Cuando se produjo la gran revuelta estudiantil en Francia, 1968, habíamos llegado a cuarto año de ciencias. Las pruebas eran largas y exigentes. Se nombraba un jurado compuesto por dos docentes a lo que se agregaba el profesor de la asignatura. Había pruebas que hoy no se imaginan los chamos del tercer milenio: en Biología, Química y Física se presentaba en tres modalidades, esto es, prueba escrita, prueba oral y prueba práctica. Uno podía entrar en la mañana a la institución y salir agotado de ella a media tarde. Hogaño las pruebas escritas de completación, selección múltiple, verdadero - falso y otras boberías, acabaron con esas pruebas que por su rigor y severidad seguramente venían del siglo XIX.
Cuando llegamos quinto en 1969, año en que el hombre llegó a la Luna. Según Willian Ávila la promoción debía llamarse Cuatricentenario de Carora. No hubo, en consecuencia, padrino de la promoción, personaje que era siempre decidido por la Dirección del plantel y no por los alumnos. El comité Pro Graduación fue todo un escándalo, pues se perdieron los dineros recogidos y los anillos de graduación (que ya no se usan) desaparecieron. El acto de grado fue realizado en el auditorio del Grupo Escolar Ramón Pompilio Oropeza. La fiesta se escenificó con la Orquesta La Playa en el viejo local del Club Torres de la calle Lara con Guzmán Blanco. Los bachilleres lucíamos todos paltó y corbata, las damas por su parte, traje de gala.

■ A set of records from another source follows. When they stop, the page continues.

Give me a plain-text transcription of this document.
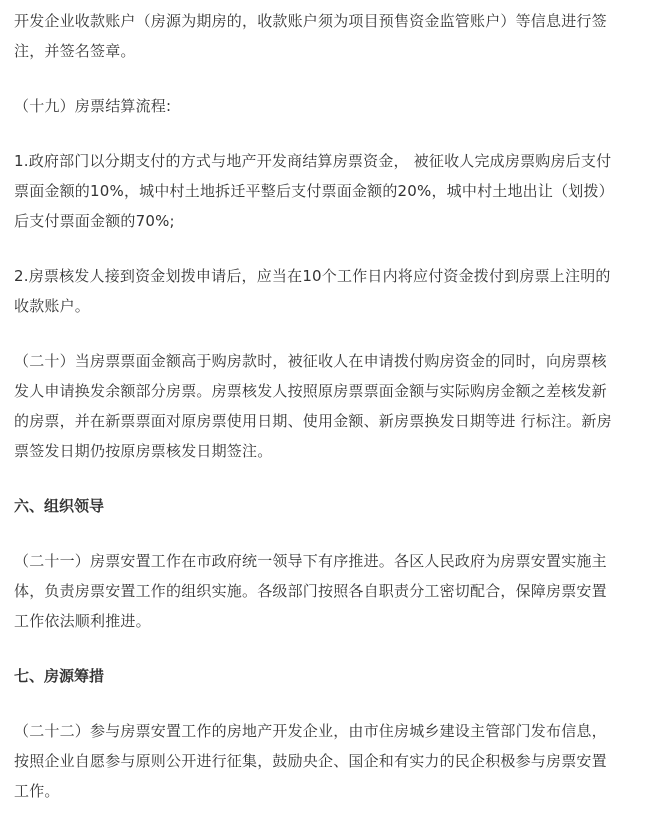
开发企业收款账户（房源为期房的，收款账户须为项目预售资金监管账户）等信息进行签
注，并签名签章。

（十九）房票结算流程:

1.政府部门以分期支付的方式与地产开发商结算房票资金， 被征收人完成房票购房后支付
票面金额的10%，城中村土地拆迁平整后支付票面金额的20%，城中村土地出让（划拨）
后支付票面金额的70%;

2.房票核发人接到资金划拨申请后，应当在10个工作日内将应付资金拨付到房票上注明的
收款账户。

（二十）当房票票面金额高于购房款时，被征收人在申请拨付购房资金的同时，向房票核
发人申请换发余额部分房票。房票核发人按照原房票票面金额与实际购房金额之差核发新
的房票，并在新票票面对原房票使用日期、使用金额、新房票换发日期等进 行标注。新房
票签发日期仍按原房票核发日期签注。

六、组织领导

（二十一）房票安置工作在市政府统一领导下有序推进。各区人民政府为房票安置实施主
体，负责房票安置工作的组织实施。各级部门按照各自职责分工密切配合，保障房票安置
工作依法顺利推进。

七、房源筹措

（二十二）参与房票安置工作的房地产开发企业，由市住房城乡建设主管部门发布信息，
按照企业自愿参与原则公开进行征集，鼓励央企、国企和有实力的民企积极参与房票安置
工作。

Casi medio siglo luego de esa experiencia académica ya desaparecida, hemos logrado rencontrarnos gracias a las diligencias realizadas por el profesor Eucrelio Terán. Rememoro aquel Liceo pequeño, tan cordial como temible en donde se dictaban asignaturas que hoy nadie recuerda: Latín, Griego, Filosofía, y los logaritmos los extraíamos de la Tabla de Allen, que era una suerte de manual al cual el compañero Juan Arcila, recuerdo vivamente, le hizo una corrección. Un portento del intelecto que yo apenas podía asimilar entonces.
Se han retirado de la vida terrenal nuestros docentes de entonces, el Doctor Pablo “Paúcho” Álvarez Yépez, José Rojas Armas “Pomponio”, Simón Villegas Losada, Lilian Castillo, Pablo Losada “Palolo”, Homero Álvarez y Antonio Montesinos. Pero quedaron entre nosotros como soporte básico de nuestra formación académica y humana.